Défense en France - Le président de la République reçoit l'Union nationale des officiers de réserves (Unor) et le Conseil supérieur de la fonction militaire (CSFM) - Deuxième session du CSFM - Le service national féminin
Le président de la République reçoit l’Union nationale des officiers de réserve (Unor) et le Conseil supérieur de la fonction militaire (CSFM)
À l’occasion de deux réceptions à l’Élysée, le président de la République a fait entendre la voix du chef des Armées à l’ensemble des officiers de réserve d’une part, à l’ensemble des officiers et sous-officiers d’active d’autre part.
Le vendredi 26 mars 1971, s’adressant à la délégation de l’Unor, Georges Pompidou, lui-même officier de réserve comme il s’est plu à le rappeler, a précisé le rôle qui doit être celui de l’officier de réserve. Si, dans le passé, la notion de mobilisation définissait sans ambiguïté à l’officier de réserve sa mission en temps de guerre, de nos jours l’évolution des formes prévisibles de conflit conduit à envisager une diversification du rôle des réservistes. Au cours de la période séparant la crise du conflit, il ne serait possible de mobiliser qu’un nombre réduit d’officiers appelés à participer à la première bataille. Mais tous les autres, que ce soit au sein de la Défense opérationnelle du territoire (DOT), ou, s’il faut envisager les dernières hypothèses, au sein de la résistance qu’ils seraient chargés d’organiser, auraient un rôle non moins essentiel pour le résultat final.
Enfin, en dehors de l’état de crise, et aux côtés de leurs camarades d’active, les officiers de réserve ont le rôle permanent et essentiel de maintenir, voire de ranimer, le patriotisme, véritable instinct de conservation indispensable à toute nation qui refuse de devenir la proie des autres sous une forme ou sous une autre. Dans ce domaine, a conclu le président Pompidou, je sais pouvoir compter sur votre concours.
À travers les membres du CSFM, réunis à Paris pour la 2e session du conseil et qu’il recevait le 20 avril 1971, le président de la République s’est adressé à tous les cadres des Armées.
Le chef de l’État a d’abord rappelé l’évolution, au cours du siècle écoulé, des circonstances qui ont profondément modifié la place des Armées dans la vie nationale : après la garde au Rhin, l’épopée coloniale et la victoire de la Grande Guerre, l’ébranlement de 1940, la libération, l’inéluctable décolonisation et l’apparition des superpuissances qui nous a conduit à choisir une défense autonome, sans pour autant nier la nécessité de certaines alliances.
Le Président a ensuite particulièrement insisté sur l’effort financier indispensable, et d’ailleurs proportionnellement modéré, que la collectivité nationale doit consentir pour doter les Armées de moyens suffisants pour assurer, par la qualité de leur armement et leur capacité de destruction, la dissuasion.
« L’exécution du troisième plan militaire, a-t-il ajouté, sera assurée quelles que soient les difficultés budgétaires. »
Évoquant enfin les vertus morales plus que jamais nécessaires de nos jours à l’exercice du métier des armes, le chef de l’État a invité tous les cadres militaires à affirmer sans réserve la dignité de la fonction militaire, faite de désintéressement et de sacrifice au service de la nation, qui doit leur valoir le respect et la reconnaissance de tous.
Pour conclure, le chef des Armées les a assurés de sa sollicitude, de son affection et de son estime.
Deuxième session du CSFM
Réuni à Paris les 20 et 21 avril 1971, le Conseil supérieur de la fonction militaire a tenu sa 2e session sous la présidence du ministre d’État chargé de la Défense nationale, Michel Debré.
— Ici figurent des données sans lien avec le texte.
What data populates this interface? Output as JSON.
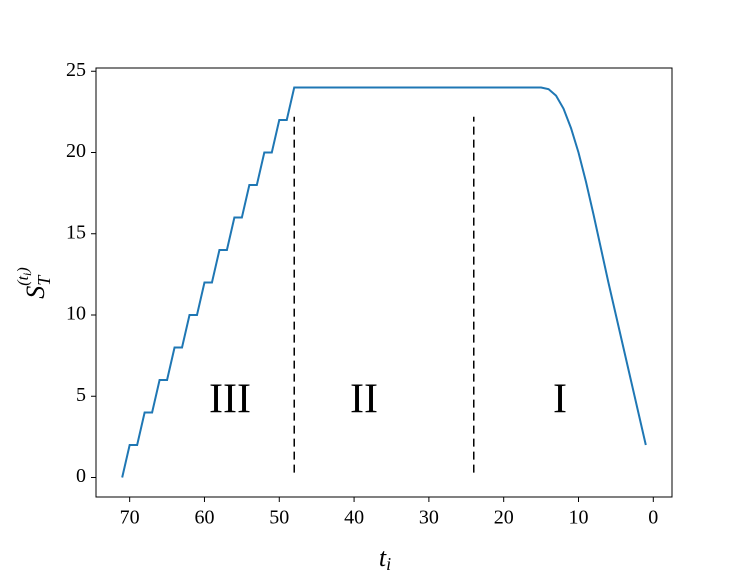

Le programme de travail comportait, avant l’examen des questions inscrites à l’ordre du jour, l’étude de deux importants sujets : le reclassement des militaires de carrière et l’avant-projet de loi portant statut général de la fonction militaire.
C’est le général Galzy, chef de la division Organisation de l’État-major des armées (EMA) qui a fait le point sur le reclassement des militaires de carrière. Ce problème, entièrement différent de celui des réductions d’effectifs, est permanent et inscrit dans les faits puisque 1 000 officiers, 10 000 sous-officiers et quelque 5 000 hommes du rang quittent volontairement le service chaque année. Une analyse des avantages et inconvénients de cette situation pour la nation, pour les Armées et pour les individus conduit à l’inéluctabilité d’une seconde carrière pour un certain nombre de militaires, si l’on veut ne pas dévaluer les grades et respecter leur pyramide et laisser par ailleurs toute liberté de décision aux individus. Les Armées ont donc le devoir d’apporter leur aide aux militaires volontaires pour cette reconversion.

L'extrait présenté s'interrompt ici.